More winners and losers are beginning to emerge from new debit card network-routing rules that go into effect April 1.

U.S. Bancorp’s Elan Financial Services unit on Feb. 22 announced that its MoneyPass surcharge-free ATM network for the first time will begin supporting PIN-based point-of-sale debit card processing at the beginning of April.

So far, about 300 financial institutions have signed on to add the MoneyPass POS-debit feature to their debit cards that already were part of the MoneyPass network for ATM access, Doug Miraglia, MoneyPass president, tells PaymentsSource.

The moves come as a result of Federal Reserve Board rules associated with the Durbin amendment within the Dodd-Frank law requiring financial institutions to provide two unaffiliated networks on debit cards to give merchants a choice for routing transactions.

Most of the institutions upgrading their debit cards to include MoneyPass’ new POS-debit capabilities provide their customers with MoneyPass ATM cards that also are affiliated with either Visa Inc. or MasterCard Worldwide for signature- and PIN-debit processing.

Among about 1,400 financial institutions that are part of MoneyPass’ network of 22,000 surcharge-free ATMs nationwide, “a great number” of them offer their customers a card with only one PIN-based POS-debit network option–either Visa’s Interlink or MasterCard’s Maestro, Miraglia says.

Many of those institutions also use Elan for transaction processing, “so it made sense for us to extend PIN-POS capabilities to them so they could be in compliance with the new rule,” he says.

Elan and MoneyPass in September began working behind the scenes to reconfigure their systems to support PIN-based POS-debit payment for the first time, Miraglia says.

“It took a great deal of programming and system changes that are ongoing, but we saw a great opportunity in it,” he says. Participating institutions were not required to make any core system changes.

The Fed’s requirement also does not require institutions to reissue cards with the MoneyPass logo, Miraglia notes.

“There won’t be any change as far as the customer is concerned, but merchants will now have the choice to route transactions from participating institutions through MoneyPass,” he says.

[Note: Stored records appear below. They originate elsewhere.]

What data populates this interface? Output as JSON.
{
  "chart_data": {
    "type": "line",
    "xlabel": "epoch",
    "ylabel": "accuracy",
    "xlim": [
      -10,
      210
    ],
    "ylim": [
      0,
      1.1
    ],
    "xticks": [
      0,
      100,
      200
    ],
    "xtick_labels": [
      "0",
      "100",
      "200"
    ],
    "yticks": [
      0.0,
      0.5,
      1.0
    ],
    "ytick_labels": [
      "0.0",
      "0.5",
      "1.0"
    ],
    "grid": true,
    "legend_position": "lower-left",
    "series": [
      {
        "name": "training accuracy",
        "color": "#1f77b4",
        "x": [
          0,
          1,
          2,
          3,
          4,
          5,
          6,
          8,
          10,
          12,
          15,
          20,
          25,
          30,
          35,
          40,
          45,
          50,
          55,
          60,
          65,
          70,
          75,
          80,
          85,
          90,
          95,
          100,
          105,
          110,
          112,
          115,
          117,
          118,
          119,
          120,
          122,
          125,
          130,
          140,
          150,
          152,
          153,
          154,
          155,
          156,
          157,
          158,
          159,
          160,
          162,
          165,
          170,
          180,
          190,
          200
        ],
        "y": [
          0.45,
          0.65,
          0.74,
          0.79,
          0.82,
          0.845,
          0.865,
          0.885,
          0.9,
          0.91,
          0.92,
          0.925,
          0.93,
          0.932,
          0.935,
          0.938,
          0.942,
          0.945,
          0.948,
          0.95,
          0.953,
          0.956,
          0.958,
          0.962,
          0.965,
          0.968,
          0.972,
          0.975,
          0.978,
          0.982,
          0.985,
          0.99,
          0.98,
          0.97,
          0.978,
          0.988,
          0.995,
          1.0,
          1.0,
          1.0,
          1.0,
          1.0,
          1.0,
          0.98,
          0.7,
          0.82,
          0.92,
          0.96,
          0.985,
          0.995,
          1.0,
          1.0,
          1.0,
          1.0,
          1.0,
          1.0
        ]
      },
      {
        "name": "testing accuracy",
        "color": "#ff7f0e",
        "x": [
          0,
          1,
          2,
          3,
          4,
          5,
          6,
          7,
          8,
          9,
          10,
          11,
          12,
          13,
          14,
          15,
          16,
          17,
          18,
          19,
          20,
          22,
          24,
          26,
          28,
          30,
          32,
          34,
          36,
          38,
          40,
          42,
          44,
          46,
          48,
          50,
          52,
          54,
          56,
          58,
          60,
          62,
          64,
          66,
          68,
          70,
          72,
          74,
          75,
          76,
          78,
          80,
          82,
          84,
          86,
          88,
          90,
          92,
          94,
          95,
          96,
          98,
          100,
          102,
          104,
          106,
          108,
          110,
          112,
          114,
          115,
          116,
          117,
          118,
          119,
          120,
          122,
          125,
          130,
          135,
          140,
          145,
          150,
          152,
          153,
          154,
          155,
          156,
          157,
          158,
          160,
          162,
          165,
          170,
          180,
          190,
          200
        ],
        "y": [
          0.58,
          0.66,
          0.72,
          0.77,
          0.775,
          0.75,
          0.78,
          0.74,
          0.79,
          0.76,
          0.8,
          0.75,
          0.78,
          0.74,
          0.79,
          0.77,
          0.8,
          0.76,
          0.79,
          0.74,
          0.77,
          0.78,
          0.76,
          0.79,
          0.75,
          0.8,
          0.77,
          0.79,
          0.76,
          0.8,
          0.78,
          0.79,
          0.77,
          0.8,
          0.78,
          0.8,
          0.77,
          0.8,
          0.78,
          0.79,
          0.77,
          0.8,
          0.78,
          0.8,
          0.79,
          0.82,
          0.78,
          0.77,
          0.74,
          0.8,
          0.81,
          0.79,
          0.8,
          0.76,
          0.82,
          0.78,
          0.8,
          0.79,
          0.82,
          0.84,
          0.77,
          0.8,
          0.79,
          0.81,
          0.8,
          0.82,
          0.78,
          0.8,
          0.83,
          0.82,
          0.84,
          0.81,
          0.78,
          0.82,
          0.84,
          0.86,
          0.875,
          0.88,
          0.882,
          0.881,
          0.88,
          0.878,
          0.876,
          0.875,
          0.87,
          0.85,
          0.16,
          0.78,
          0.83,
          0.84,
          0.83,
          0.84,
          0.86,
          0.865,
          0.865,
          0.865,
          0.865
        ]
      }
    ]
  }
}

Institutions adding the MoneyPass POS-debit capability will pay “a little more” than existing processing fees, “but our pricing is on par or better than any other (PIN-based POS-debit) offering,” Miraglia says.

MoneyPass’ POS-debit services so far are available only to financial institutions using Elan for debit card processing, but later this year it will be available to those using other processors, Miraglia says. MoneyPass guarantees POS-debit acceptance at 13 million merchants nationwide, he adds.

While MoneyPass saw an opportunity in the Fed’s new rule to expand its offerings, certain other financial institutions are going the opposite direction and are phasing out the PIN-based purchasing feature on their debit cards instead of expanding their reach.

First Financial Credit Union of Albuquerque, N.M., recently informed customers that as of March 1 their Interlink-branded PIN-use-only debit cards no longer will support purchase functions. Customers may continue to use the cards to withdraw cash from ATMs.

Most of the credit union’s 50,000 members in New Mexico already have a MasterCard-branded debit card they may use for purchases and ATM withdrawals, according to a Feb. 14 report in the Albuquerque Journal. Customers that previously had only an ATM card are being encouraged to apply for a debit MasterCard, according to the report. The institution reportedly soon plans to add another debit-processing network brand to its cards.

First Financial Credit Union executives were unavailable for comment.

At least one analyst says MoneyPass’ POS-debit move underscores a new competitive front for debit-processing networks competing to win favor with banks.

“We expected there would be a lot of jockeying and sales efforts around Durbin to align the networks, and clearly banks have been wrestling with the question of what direction to go,” Madeline Aufseeser, a senior analyst with Aite Group, tells PaymentsSource.

Besides marketing their services to banks in need of a second debit network, “Durbin is causing a lot of the big processing networks, like Star, Pulse and NYCE, to revisit contracts with customers, look at pricing and strategies, and at the very least make sure they don’t lose any business,” Aufseeser says.

While many banks may make changes behind the scenes, “it is hard to know how much of it will become public” because banks are not required to announce such changes, she notes.

MoneyPass expects “more movement” among financial institutions choosing debit networks in the next year or two as a result of the Fed’s new rules.

“There will probably be a great deal of analysis and learning and movement over the next several months while institutions, acquirers and merchants all learn how things operate (following the rules’ implementation),” Miraglia says.